Dr Alexander Edwards, Associate Professor in Biomedical Technology, Reading School of Pharmacy, University of Reading, said:

“The vaccine is clearly safe, and has been into very large numbers of trial participants without any problems. It clearly provides protection that exceed expectations when the trials were planned.

“One question that arose from the initial press release surrounds a different dose used at an early stage- with a “half dose better than full dose” headline- this study now reports in more detail the numbers behind those headlines and terms these groups “SD/SD” and “LD/SD”. The dose and manufacturing batch information is explained fairly clearly in the supplementary information provided with the manuscript along with a great deal of trial details, and we must applaud and celebrate this transparency in sharing everything openly, including explaining that an initial batch had a different than expected dose (the LD/SD protocol).

“Within this, a lot of detail is provided around exactly how you measure and analyse the vaccine dose before putting it in a vial for use. This is a well-studied and well-known area in the field of vaccine manufacturing. Although at first sight you’d think you can just “count the virus particles”, what is produced when this type of vaccine is manufactured and purified is actually a mix of particles, and they can be measured in at least three ways: the amount of nucleic acid determined spectroscopically, the number of copies of viral RNA, and the number of infectious particles. There is nothing alarming or unusual about this but it is a real challenge; this is why vaccine manufacturing is tightly regulated and requires very specialised factories and expert bioprocess engineers. The world has never been better at manufacturing complex biological medicines- we have better than ever tools and equipment. This is also why innovation in vaccines remains vital- to develop vaccines that are easier to produce, ideally less complex and ideally chemically synthesised rather than ‘grown’. But often, the biologically complex vaccines just work better than simpler compositions- this is what our immune system evolved to recognise.

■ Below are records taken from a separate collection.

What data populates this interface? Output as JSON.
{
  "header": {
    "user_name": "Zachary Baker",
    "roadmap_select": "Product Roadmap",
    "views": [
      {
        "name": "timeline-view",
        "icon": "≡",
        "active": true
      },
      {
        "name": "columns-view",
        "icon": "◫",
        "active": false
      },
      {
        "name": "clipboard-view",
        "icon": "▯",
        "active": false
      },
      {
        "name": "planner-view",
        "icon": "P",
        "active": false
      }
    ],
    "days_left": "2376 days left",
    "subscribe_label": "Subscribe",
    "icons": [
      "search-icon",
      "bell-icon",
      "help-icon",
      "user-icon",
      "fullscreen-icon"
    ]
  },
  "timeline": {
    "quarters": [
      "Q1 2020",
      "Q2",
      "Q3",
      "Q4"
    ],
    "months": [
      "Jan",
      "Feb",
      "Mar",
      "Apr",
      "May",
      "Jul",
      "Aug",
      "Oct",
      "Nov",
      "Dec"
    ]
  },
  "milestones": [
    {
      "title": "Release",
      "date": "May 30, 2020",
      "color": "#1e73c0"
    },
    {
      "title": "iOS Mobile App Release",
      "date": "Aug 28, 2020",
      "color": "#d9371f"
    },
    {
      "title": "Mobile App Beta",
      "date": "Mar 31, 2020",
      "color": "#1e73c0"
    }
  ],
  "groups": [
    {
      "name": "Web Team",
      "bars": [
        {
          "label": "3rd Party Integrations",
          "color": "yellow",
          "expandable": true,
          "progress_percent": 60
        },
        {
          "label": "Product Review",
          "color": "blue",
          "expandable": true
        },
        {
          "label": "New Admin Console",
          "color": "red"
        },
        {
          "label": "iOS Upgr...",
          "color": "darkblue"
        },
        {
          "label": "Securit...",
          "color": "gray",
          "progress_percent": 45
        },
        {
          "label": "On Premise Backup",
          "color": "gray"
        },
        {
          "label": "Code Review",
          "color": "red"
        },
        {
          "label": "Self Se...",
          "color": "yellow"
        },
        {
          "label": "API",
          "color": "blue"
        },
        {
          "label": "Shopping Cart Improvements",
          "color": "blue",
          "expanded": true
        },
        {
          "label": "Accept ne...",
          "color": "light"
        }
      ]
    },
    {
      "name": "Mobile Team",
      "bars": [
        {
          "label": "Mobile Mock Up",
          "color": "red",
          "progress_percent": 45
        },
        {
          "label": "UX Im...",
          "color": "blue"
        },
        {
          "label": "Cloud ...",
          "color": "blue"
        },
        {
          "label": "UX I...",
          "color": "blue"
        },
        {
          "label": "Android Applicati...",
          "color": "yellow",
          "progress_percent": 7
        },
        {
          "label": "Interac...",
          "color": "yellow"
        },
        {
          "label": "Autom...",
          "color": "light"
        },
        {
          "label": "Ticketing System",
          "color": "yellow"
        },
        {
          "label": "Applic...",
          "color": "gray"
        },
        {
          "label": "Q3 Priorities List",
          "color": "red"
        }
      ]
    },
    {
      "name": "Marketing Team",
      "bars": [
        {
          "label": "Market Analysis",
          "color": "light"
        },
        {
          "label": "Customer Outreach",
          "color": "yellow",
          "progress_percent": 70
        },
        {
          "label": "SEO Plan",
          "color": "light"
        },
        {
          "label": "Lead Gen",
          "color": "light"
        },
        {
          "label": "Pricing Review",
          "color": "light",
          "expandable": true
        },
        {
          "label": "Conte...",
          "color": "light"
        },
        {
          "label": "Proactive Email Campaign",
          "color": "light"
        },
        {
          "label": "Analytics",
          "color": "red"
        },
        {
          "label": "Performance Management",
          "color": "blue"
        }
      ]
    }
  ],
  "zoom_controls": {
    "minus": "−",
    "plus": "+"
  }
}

“What is surprising is that a small difference in composition would have any effect on the vaccine protection. The dose was chosen as having the optimal immune response in previous studies, but lower doses also produced similar immune responses in earlier studies. There isn’t a well-known immunological mechanism that would predict that “less is more”.

“However, this apparent difference in effectiveness between different batches will now certainly be a major focus, to make sure that we can make best use of this type of vaccine. We eagerly await further trial data from all ongoing vaccine trials including this one- over time the picture should become clearer. The “dose question” may be a distraction from the main findings of an effective vaccine that meets the target protection, and as a positive person my glass is half-full and the half-dose result will help us to better understand the best use of such vaccines. I remain reassured that vaccination programs have finally started us on a welcome path to recovery.


Prof Matt Sydes, Professor of Clinical Trials & Methodology, UCL, said:

“It is complicated to put 4 trials together, especially combining early phase (Phase I and II) studies with late phase (Phase III) trials, but the authors have reported clearly which trials contribute to which parts of the analysis. The authors recognise the issues in interpreting data which come from a mix of trials and phases, and with a mix of doses / treatment schedules, participant ages and follow-up lengths. The conclusions are modestly presented and seem reasonable from the data presented.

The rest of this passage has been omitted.